Upsurge of Sunni Violence Follows Election Results
By Marcus Tanner
The Independent UK
Sunday 22 January 2006
A bomb struck the motorcade of President Jalal Talabani and at least 11 others were killed in a widely predicted upsurge of Sunni violence following the release of last month's controversial Iraqi election results.
The road side bomb wounded five members of the President's staff late on Friday night, 75 miles south of the oil city of Kirkuk, as they drove back to the capital from the Kurdish region in the north. President Talabani was not present.
Elsewhere, 11 Iraqis, including an army major, three policemen and three butchers, were killed in a separate bomb blasts and in a drive-by shooting. Yesterday's bloodshed almost equalled Thursday's high death toll, when 15 Iraqis were killed in bombings in Baghdad.
Both the Iraqi government and the Americans have been bracing for a bout of Sunni militancy after the final results of the parliamentary elections confirmed the victory of parties representing the far more numerous Shia, leaving Iraq's formerly dominant Sunni minority with the prospect of being excluded from power.
The results awarded the Shia-led United Iraqi Alliance 128 of the 275 seats in the Iraqi assembly, only 10 short of an absolute majority, while their probable future coalition partners among the various Kurdish parties won 53 seats. Sunni parties took only around 50 seats, leaving their participation in government open to question. Foreign governments, led by the US, have urged Iraqis to form a broad-based government including all three of Iraq's main communities, in the hope of undercutting the grounds for Sunni anger over the election results. Many of them claim the results are fraudulent.
After the results are ratified in about two weeks, President Talabani has 15 days to convene parliament, which must choose a new president. He will then designate a prime minister from the Shia bloc who must present a cabinet to parliament for approval within a month.
Within minutes of the release of the results of the election, Sunni rebels had launched mortar attacks on two US bases in Ramadi, causing minor injuries to US solders, and leading the government on Thursday to seal off the three predominantly Sunni Arab provinces for 48 hours.
With no let-up in sight to Iraq's carnage, or to the wave of kidnappings, a delegation of American Muslims arrived in Baghdad to plead for the release of an American journalist, Jill Carroll, who was taken hostage in Baghdad's suburbs on 7 January.

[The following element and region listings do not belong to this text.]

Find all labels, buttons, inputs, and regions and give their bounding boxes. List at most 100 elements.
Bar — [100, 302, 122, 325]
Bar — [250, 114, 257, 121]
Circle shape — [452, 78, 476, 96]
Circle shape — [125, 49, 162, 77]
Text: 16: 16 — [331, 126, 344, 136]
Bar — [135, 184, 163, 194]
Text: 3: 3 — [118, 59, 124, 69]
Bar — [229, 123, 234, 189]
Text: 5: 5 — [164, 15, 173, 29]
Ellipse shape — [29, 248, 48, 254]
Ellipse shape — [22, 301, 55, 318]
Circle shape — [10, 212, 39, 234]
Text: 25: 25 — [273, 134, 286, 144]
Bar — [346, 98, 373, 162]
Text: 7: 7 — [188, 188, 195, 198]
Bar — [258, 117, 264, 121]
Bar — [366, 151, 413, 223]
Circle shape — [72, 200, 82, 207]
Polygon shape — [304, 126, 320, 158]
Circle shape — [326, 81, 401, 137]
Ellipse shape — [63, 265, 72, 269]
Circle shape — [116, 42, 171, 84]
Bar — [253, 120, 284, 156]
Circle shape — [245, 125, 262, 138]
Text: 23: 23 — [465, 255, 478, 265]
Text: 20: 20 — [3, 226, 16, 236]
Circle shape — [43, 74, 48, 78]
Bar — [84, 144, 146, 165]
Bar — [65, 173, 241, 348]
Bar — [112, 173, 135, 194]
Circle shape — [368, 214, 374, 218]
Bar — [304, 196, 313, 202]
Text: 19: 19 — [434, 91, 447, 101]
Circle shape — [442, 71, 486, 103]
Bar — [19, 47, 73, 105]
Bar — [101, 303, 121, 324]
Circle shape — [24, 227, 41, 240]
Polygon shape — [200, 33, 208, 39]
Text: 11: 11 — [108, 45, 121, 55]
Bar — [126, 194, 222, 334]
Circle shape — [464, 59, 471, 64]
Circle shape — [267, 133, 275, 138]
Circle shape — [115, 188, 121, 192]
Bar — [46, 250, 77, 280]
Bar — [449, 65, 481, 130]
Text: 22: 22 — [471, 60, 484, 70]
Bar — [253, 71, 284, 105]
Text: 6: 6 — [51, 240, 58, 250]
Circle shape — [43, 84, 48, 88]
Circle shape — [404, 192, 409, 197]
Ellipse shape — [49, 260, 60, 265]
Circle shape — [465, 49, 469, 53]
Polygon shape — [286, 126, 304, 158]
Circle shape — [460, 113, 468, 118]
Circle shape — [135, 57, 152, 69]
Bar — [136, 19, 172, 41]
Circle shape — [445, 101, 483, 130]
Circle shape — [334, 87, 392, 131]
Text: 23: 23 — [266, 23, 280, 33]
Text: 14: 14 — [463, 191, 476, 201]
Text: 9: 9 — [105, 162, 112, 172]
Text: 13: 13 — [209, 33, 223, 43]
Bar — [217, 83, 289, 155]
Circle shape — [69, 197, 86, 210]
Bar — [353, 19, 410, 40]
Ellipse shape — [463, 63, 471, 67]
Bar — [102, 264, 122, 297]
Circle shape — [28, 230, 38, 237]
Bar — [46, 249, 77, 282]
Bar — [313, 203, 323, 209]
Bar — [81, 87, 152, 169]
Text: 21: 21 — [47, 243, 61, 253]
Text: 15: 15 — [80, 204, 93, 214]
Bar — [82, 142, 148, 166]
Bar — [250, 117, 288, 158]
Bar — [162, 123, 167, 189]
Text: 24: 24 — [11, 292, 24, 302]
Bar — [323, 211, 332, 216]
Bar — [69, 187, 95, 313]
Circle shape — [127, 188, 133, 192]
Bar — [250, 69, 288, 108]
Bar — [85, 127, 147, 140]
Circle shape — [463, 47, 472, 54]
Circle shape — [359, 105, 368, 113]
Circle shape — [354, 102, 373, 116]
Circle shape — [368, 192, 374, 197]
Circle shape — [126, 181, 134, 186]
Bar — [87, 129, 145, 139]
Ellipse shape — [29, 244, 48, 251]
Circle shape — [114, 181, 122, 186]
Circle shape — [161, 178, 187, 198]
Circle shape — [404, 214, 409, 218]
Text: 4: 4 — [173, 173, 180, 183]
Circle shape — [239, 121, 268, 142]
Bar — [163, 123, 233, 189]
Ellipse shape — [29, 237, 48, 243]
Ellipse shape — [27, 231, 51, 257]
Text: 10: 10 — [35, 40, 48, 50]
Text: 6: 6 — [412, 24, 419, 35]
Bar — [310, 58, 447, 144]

The kidnappers of the freelance reporter, from The Christian Science Monitor, have threatened to kill her unless American forces release all Iraqi women currently held in military custody. The deadline expired on Friday. "We are very hopeful they will hear our message on behalf of American Muslims," said Nadi Awad, of the Council on American-Islamic Relations, referring to the kidnappers, who have been identified as a previously unknown group called "The Revenge Brigade". "Harming her will do them no good at all. The only way is to release her," Mr Awad added.
Ibrahim Ali, Iraq's deputy Justice Minister, urged the US to release six Iraqi women now in US detention on Monday or Tuesday in order to help Ms Carroll. American officials have confirmed that they are holding nine Iraqi women detainees.
More than 240 foreigners have been taken captive in Iraq and at least 39 killed since the 2003 invasion by US-led forces.
There has been no word about the fate of Norman Kember, the 74-year-old British peace activist seized on November 26 with two Canadians and an American. The four were seized by a group calling itself the Swords of Truth, which demanded the release of all Iraqi prisoners by 10 December, a deadline that was not met.